21. From the foregoing, is this then a case to order a retrial as urged by the Respondent? The Appellant contends that he should be acquitted. In the case of Fatehali Manji vs. Republic [1966] EA 343 the Court of Appeal when dealing with the same issue, gave the following guideline: -
“In general a retrial will be ordered only when the original trial was illegal or defective; it will not be ordered when the conviction is set aside because of insufficiency of evidence or for the purpose of enabling the prosecution to fill up gaps in its evidence at the first trial; even where a conviction is vitiated by a mistake of the trial court for which the prosecution is not to blame, it does not necessarily follow that a retrial should be ordered; each case must depend on its own facts and circumstances and an order for a retrial should only be made where the interests of justice require it.”
22. In Muiruri –vs- Republic (2003), KLR, 552 and Mwangi –Vs- Republic (1983) KLR 522 the court held that: -
“Although some factors may be considered, such as illegalities or defects in the original trial, the length of time elapsed since the arrest and arraignment of the appellant; whether mistakes leading to the quashing of the conviction were entirely the prosecution’s making or not; whether on a proper consideration of the admissible or potentially admissible evidence a conviction might result from a retrial; at the end of the day, each case must depend on its own particular facts and circumstances and an order for a retrial should only be made where the interests of justice requires it.”
23. In my view the record proves that the Complainant and Appellant had the intention of settling the matter out of court.
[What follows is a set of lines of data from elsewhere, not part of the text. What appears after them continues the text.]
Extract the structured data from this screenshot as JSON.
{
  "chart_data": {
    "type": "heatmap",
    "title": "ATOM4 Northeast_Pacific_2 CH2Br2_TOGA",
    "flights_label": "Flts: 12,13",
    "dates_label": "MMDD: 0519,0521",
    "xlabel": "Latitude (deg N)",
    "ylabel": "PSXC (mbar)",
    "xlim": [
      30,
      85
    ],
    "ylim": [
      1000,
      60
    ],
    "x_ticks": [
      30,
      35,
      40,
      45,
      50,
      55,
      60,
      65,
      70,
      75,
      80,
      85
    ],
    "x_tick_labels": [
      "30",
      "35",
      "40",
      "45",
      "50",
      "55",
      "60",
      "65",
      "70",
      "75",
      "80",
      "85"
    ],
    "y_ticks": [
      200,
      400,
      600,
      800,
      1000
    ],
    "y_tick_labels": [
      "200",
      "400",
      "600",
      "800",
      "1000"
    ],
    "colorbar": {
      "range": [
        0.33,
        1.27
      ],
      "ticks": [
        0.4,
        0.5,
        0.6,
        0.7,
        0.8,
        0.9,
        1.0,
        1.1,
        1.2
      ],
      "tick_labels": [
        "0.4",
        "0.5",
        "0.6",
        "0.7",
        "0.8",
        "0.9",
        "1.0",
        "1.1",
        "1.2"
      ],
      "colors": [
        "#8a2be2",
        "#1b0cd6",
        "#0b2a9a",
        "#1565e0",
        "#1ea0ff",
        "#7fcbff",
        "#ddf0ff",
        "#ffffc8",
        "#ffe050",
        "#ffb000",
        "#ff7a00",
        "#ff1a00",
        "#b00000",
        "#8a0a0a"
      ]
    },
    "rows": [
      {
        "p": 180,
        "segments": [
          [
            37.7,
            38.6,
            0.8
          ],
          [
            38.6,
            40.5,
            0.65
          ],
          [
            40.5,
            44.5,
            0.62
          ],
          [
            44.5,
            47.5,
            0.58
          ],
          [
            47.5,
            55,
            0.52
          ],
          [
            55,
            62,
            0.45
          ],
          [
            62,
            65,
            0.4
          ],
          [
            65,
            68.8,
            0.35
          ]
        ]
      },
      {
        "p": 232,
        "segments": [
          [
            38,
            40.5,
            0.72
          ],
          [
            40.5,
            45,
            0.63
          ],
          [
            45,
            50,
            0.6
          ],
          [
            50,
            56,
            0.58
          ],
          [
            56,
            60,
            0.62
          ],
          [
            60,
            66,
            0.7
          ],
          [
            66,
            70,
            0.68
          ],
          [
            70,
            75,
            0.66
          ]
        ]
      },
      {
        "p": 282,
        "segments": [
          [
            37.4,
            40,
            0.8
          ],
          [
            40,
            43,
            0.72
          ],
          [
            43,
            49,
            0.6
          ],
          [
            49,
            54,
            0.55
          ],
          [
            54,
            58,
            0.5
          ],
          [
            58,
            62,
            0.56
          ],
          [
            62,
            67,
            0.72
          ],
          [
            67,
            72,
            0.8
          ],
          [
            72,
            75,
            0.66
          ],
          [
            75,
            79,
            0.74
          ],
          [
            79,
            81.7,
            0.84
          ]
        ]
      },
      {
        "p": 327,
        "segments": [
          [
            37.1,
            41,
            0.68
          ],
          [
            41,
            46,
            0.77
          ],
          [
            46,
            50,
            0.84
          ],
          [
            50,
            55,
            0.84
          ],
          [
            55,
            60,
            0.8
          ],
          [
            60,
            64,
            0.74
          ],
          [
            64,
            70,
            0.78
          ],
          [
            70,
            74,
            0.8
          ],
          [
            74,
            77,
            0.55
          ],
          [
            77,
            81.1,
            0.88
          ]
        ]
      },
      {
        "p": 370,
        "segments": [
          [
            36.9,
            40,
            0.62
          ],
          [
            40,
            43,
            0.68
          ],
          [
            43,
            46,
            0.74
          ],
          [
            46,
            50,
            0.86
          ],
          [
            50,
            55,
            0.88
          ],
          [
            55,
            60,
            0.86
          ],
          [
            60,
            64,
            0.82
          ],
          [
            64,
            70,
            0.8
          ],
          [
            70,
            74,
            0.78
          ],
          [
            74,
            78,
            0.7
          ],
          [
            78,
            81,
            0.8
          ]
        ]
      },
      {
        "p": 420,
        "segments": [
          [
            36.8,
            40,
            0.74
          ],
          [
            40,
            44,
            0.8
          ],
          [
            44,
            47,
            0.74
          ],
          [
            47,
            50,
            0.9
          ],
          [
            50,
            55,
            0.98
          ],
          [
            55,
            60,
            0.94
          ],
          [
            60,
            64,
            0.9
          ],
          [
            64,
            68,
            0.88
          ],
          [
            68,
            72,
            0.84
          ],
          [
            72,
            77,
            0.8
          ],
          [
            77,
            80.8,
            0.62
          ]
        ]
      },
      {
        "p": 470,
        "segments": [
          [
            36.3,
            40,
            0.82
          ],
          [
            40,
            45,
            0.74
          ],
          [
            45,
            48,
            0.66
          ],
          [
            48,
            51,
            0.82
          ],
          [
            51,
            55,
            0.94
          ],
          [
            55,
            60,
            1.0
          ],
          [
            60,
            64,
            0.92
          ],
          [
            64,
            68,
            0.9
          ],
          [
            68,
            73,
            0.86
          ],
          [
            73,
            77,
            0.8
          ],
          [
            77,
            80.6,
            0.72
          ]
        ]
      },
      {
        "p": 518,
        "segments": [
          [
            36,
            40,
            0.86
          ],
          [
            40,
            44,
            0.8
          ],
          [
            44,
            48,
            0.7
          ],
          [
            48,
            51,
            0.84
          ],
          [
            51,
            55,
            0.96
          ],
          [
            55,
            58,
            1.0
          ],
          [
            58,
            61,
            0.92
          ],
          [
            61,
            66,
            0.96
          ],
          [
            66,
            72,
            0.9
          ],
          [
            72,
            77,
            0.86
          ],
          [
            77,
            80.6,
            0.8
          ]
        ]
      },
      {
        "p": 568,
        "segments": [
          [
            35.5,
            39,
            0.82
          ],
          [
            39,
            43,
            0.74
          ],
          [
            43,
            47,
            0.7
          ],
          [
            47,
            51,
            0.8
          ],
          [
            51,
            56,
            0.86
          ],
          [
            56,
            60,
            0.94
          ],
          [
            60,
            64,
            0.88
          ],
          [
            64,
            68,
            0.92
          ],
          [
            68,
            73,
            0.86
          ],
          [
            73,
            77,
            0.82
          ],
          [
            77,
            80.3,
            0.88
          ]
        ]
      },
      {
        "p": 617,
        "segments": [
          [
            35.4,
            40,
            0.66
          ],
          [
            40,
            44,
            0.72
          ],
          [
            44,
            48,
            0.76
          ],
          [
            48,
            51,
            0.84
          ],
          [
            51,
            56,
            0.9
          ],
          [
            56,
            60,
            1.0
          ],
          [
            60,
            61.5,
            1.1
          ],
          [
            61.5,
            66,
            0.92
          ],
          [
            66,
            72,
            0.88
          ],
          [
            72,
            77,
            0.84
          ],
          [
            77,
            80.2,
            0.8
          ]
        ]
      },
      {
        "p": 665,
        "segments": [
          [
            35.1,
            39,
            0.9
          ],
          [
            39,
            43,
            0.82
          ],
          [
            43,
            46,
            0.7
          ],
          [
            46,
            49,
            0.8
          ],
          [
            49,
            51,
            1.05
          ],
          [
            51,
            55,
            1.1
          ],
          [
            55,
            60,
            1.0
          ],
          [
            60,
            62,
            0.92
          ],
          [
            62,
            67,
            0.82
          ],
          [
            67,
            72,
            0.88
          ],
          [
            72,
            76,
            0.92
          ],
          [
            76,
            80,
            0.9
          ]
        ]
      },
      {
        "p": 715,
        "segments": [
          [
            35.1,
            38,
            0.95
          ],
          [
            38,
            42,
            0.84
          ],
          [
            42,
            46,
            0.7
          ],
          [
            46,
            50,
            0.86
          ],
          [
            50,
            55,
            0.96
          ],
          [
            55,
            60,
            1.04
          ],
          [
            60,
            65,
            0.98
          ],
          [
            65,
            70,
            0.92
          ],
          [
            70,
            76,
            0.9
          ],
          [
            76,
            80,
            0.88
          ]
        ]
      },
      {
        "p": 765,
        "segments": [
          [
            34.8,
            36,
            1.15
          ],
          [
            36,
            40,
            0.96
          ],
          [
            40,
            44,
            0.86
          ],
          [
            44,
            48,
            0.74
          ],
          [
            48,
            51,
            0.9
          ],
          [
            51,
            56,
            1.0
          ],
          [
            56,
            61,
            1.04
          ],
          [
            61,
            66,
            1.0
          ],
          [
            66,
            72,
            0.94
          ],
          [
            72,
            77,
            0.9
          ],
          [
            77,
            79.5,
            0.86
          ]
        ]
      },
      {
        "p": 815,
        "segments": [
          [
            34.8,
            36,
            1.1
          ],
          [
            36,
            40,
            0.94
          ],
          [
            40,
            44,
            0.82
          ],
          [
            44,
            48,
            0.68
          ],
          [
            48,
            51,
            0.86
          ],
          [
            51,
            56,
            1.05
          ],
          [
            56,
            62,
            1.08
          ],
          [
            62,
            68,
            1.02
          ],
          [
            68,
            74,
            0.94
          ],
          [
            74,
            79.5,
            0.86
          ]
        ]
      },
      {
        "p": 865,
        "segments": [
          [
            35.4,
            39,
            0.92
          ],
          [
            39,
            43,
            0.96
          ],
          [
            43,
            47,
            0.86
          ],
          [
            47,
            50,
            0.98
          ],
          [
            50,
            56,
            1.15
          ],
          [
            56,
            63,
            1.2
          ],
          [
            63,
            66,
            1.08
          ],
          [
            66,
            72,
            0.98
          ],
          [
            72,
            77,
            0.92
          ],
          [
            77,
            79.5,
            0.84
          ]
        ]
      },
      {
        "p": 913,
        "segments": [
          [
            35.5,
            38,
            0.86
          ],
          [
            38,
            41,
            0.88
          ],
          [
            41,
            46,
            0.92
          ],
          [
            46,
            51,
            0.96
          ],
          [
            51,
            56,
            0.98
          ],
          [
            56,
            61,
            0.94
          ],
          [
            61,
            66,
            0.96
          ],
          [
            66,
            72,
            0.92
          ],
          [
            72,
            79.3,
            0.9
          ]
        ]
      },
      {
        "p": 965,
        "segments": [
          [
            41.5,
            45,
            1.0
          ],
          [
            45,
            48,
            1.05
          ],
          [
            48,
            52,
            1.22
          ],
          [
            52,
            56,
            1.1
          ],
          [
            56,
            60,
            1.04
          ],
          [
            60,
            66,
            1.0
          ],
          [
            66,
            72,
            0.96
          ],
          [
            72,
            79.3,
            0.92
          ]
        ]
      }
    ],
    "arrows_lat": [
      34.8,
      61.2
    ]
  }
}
In accordance with Section 204 of the CPC, a complainant may withdraw the complaint before the court makes a final order in the matter and the court has discretion as to whether to allow or reject the withdrawal when satisfied of existence or otherwise of sufficient grounds for permitting such a withdrawal. The court is enjoined under section 176 of the Criminal Procedure Code to promote reconciliation, encourage and facilitate the settlement, in an amicable way, of proceedings, on terms of payment of compensation or other terms approved by the court. I find a retrial would cause injustice to the Appellant who has entered into an agreement for compensation. A retrial would serve no purpose when the Appellant has indicated that there is a reconciliation between him and the complainant. It is noted that the Appellant had already paid a sum of Kshs 20,000/ to the complainant and further has been in remand for a year or so now. It is hoped that he has learnt his lessons somewhat. A retrial will not serve the justice of the case since there is evidence that the Appellant and the complainant had already reconciled and confirmed by the probation officer in her report dated 4/09/2020. A retrial will polarize the relationship between the two. I am therefore not persuaded by the Respondent’s request for a retrial.
24. In the upshot, I find the appeal has merit and I allow the same by quashing the conviction and setting aside the sentence. The Appellant is hereby ordered to be set at liberty forthwith unless otherwise lawfully held.
It is so ordered.
DATED AND SIGNED AT MACHAKOS THIS 28TH DAY OF SEPTEMBER, 2021.
D. K KEMEI
JUDGE
DELIVERED AT MACHAKOS THIS 5TH DAY OF OCTOBER, 2021.